De modo que esse modelo pouco plural, pouco diversificado, o qual tem sido cada vez mais defendido pelas alas conservadoras e ultraconservadoras da sociedade pode ser considerado como um “tendão de Aquiles” nesse contexto. Não é à toa que eles trabalham tão intensamente para invisibilizar e desqualificar as iniciativas e as discussões presentes, principalmente, no Dia da Consciência Negra. Como se as considerações e reivindicações não fossem devidas. Como se as marcas dolorosas da história nunca tivessem sido criadas ou existido. Como se os brancos não tivessem quaisquer tipos de responsabilidade nos acontecimentos e nas repercussões temporais.

Assim, embora o racismo encontre as suas especificidades dentro de cada nação, em síntese as suas manifestações acabam muito semelhantes. Se você procurar pela mídia, nos veículos de informação e comunicação, vai perceber isso claramente. Mas, não para por aí. O cinema, por exemplo, tem buscado promover essas discussões e reflexões de maneira muito impactante. De cada filme produzido é possível extrair e traçar compreensões muito profundas a respeito do racismo e tudo o que está direta ou indiretamente ligado a ele.

Dentre os títulos mais emblemáticos na minha opinião, em razão de suas abordagens tão distintas, estão “Mississipi em chamas” (1988), “Conduzindo Miss Daisy” (1989), “Amistad” (1997), “À espera de um milagre” (2000), “Va, vis et deviens” (2006), “Escritores da liberdade” (2007), “Entre les murs” (2008), Invictus (2009), “Um sonho possível” (2009), “Histórias cruzadas” (2012), “Raça” (2016), e, “O ódio que você semeia” (2018).

É importante ressaltar que apesar de uma vasta literatura, que vem sendo construída com mais impulso nas últimas décadas, incluindo os livros em que se basearam muitos desses filmes, a linguagem do cinema, talvez, ainda seja o caminho mais acessível para uma compreensão imediata e suficientemente capaz de elucidar as tramas que fazem do racismo uma nódoa estrutural na humanidade. Daí a importância de destacá-lo como ferramenta de debate e análise crítica.

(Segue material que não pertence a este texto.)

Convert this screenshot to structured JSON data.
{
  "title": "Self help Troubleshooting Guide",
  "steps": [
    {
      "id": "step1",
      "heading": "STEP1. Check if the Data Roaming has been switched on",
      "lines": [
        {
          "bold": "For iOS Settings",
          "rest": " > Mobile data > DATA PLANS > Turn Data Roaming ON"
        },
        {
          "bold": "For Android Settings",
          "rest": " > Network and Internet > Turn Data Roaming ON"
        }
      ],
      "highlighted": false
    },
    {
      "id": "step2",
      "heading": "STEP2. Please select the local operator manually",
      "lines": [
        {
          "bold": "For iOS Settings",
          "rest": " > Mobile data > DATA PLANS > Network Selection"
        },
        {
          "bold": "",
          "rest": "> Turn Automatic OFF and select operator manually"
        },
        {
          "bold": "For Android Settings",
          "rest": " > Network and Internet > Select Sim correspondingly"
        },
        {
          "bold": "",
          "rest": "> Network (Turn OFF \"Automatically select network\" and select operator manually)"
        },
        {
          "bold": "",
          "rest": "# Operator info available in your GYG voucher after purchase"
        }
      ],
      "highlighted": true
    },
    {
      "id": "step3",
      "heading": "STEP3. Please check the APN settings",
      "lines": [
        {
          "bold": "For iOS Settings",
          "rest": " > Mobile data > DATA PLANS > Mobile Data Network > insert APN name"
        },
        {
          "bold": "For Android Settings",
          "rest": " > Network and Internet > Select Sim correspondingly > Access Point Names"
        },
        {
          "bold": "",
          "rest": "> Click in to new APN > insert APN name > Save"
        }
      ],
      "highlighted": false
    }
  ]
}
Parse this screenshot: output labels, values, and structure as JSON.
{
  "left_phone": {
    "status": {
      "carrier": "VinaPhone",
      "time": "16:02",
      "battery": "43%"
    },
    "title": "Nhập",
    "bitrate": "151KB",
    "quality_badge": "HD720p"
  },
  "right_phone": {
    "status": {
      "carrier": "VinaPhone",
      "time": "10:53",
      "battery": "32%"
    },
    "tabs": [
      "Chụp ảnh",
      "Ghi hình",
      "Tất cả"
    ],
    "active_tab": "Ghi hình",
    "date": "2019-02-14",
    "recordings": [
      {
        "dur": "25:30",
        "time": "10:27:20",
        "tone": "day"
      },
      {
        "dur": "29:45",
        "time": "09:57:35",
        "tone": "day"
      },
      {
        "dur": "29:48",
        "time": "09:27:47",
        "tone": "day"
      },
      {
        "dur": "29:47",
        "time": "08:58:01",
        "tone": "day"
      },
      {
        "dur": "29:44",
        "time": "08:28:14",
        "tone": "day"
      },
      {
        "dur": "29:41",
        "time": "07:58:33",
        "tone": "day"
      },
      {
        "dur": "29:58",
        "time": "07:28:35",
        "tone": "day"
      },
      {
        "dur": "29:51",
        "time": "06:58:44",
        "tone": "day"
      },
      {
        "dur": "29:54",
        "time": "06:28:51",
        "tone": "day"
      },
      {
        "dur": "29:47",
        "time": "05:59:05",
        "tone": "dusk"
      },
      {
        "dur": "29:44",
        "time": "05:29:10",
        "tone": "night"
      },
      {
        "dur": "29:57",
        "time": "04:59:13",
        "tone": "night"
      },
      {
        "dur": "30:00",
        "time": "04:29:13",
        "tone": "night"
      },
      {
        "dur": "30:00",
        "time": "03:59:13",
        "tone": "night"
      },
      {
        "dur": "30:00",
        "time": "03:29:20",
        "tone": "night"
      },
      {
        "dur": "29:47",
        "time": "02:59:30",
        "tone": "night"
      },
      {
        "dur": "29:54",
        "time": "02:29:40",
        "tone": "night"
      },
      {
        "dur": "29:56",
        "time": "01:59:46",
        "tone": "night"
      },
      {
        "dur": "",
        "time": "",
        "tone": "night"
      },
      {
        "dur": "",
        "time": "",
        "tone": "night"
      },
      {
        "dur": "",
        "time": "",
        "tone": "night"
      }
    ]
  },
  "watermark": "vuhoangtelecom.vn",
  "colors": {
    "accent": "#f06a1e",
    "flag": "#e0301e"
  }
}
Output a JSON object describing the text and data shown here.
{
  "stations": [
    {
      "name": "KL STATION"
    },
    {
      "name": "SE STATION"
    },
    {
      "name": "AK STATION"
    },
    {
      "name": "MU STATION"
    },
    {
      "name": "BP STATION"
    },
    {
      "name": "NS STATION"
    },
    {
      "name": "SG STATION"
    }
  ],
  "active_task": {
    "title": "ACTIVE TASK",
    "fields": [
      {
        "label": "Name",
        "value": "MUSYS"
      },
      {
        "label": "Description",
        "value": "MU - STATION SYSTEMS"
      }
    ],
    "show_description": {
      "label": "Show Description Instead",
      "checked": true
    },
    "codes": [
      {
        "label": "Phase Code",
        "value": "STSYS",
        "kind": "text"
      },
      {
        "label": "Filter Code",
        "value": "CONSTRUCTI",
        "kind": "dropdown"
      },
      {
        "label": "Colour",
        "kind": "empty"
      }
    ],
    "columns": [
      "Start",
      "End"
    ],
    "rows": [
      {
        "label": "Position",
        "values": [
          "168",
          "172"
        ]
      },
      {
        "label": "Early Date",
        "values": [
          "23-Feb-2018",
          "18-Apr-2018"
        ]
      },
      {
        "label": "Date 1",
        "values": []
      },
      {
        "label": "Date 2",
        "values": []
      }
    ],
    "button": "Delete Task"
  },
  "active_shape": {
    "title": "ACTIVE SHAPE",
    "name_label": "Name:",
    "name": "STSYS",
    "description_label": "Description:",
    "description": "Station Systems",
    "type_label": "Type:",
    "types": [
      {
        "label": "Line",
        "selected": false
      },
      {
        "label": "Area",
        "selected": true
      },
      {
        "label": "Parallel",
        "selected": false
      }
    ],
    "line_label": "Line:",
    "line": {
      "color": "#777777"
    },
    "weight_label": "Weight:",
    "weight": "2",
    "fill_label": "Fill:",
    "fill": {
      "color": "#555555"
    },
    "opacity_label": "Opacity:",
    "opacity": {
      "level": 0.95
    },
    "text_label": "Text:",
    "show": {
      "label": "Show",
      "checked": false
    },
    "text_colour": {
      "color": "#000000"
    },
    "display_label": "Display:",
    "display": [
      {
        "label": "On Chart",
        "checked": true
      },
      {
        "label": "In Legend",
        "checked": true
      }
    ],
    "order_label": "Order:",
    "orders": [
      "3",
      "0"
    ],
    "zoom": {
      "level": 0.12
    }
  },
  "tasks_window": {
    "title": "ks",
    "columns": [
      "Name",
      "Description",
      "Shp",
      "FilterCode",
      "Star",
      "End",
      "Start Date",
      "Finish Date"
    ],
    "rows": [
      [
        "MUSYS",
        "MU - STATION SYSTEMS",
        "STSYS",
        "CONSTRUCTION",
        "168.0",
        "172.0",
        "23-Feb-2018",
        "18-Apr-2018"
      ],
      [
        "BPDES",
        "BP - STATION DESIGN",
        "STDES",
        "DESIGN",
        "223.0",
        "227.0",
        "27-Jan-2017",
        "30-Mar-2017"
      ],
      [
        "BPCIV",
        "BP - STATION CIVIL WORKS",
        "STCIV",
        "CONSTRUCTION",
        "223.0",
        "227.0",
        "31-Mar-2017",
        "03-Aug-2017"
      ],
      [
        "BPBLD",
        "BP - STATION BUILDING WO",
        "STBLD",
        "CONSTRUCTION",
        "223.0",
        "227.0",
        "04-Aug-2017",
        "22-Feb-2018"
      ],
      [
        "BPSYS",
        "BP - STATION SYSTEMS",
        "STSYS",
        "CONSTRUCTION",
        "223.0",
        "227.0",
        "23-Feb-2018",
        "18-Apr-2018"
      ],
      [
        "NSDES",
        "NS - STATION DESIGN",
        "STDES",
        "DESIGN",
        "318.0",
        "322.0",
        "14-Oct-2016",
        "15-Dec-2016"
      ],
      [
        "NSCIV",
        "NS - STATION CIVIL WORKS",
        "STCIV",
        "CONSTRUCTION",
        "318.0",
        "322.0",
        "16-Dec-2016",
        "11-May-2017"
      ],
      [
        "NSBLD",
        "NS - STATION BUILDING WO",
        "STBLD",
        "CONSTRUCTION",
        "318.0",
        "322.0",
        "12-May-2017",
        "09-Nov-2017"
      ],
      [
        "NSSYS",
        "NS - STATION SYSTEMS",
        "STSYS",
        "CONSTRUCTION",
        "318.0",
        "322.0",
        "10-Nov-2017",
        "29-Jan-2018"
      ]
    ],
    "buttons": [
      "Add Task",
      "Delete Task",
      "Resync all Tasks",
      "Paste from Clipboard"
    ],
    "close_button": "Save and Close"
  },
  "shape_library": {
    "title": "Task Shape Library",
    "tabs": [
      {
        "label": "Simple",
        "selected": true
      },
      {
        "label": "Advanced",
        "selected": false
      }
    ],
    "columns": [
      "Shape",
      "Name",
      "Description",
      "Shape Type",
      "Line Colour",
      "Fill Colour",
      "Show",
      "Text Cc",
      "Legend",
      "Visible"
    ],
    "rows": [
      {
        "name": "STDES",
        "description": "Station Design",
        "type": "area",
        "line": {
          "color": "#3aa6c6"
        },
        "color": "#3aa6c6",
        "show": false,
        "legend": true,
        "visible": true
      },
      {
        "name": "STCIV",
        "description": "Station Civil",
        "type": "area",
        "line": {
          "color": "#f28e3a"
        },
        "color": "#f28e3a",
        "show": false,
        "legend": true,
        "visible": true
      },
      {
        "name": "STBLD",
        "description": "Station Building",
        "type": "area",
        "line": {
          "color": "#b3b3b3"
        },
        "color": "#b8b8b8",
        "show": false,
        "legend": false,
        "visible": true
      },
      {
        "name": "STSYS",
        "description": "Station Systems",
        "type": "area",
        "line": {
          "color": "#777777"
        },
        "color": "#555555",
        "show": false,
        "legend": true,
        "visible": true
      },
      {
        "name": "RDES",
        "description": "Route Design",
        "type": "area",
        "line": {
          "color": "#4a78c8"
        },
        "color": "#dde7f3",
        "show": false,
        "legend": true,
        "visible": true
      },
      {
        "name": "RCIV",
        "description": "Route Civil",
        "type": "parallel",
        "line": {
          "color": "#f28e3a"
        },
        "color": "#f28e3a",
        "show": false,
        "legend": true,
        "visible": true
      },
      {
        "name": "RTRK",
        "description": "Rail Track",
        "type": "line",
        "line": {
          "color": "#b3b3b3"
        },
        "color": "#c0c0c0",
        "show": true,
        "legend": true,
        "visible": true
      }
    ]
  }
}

Portanto, cada vez mais há menos motivos para se permitir esconder debaixo do escapismo, da ignorância voluntária, ou da inação, quando o assunto é o racismo. Ideias de que “O negro só é livre quando morre” (Carolina Maria de Jesus – escritora) ou “O Brasil aplaude a miscigenação quando clareia. Quando escurece, ele condena. O táxi não para pra você, mas a viatura para” (Emicida – rapper paulistano), não podem mais caber na sociedade, não podem mais ser aceitas. Simplesmente porque isso afetaria o que se entende por Direitos Humanos.

Ora, eles não podem existir contemplando exceções. Quando se diz humano, raça humana, não se está definindo um parâmetro por isso ou aquilo. Humanidade se define por uma pluralidade de indivíduos dotados de capacidade cognitiva e intelectual. Gente que sabe verbalizar, oralizar, expressar sentimentos, emoções, ideias, com lógica, com nexo, com sentido, através de um sistema cerebral delicadamente complexo. É isso e pronto. Nenhum detalhe a mais importa.

No fim das contas, o que importa, o que realmente deve importar, acima de qualquer coisa, é o entendimento mais profundo e sublime de que “Nenhum ser humano é uma ilha... por isso não perguntem por quem os sinos dobram. Eles dobram por cada um, por cada uma, por toda a humanidade. Se grandes são as trevas que se abatem sobre nossos espíritos, maiores ainda são as nossas ânsias por luz. [...] As tragédias dão-nos a dimensão de inumanidade de que somos capazes. Mas também deixam vir à tona o verdadeiramente humano que habita em nós, para além das diferenças de raça, de ideologia e de religião. E esse humano em nós faz com que juntos choremos, juntos nos enxuguemos as lágrimas, juntos oremos, juntos busquemos a justiça, juntos continuemos a paz e juntos renunciemos à vingança” (Leonardo Boff – teólogo, escritor e filósofo brasileiro).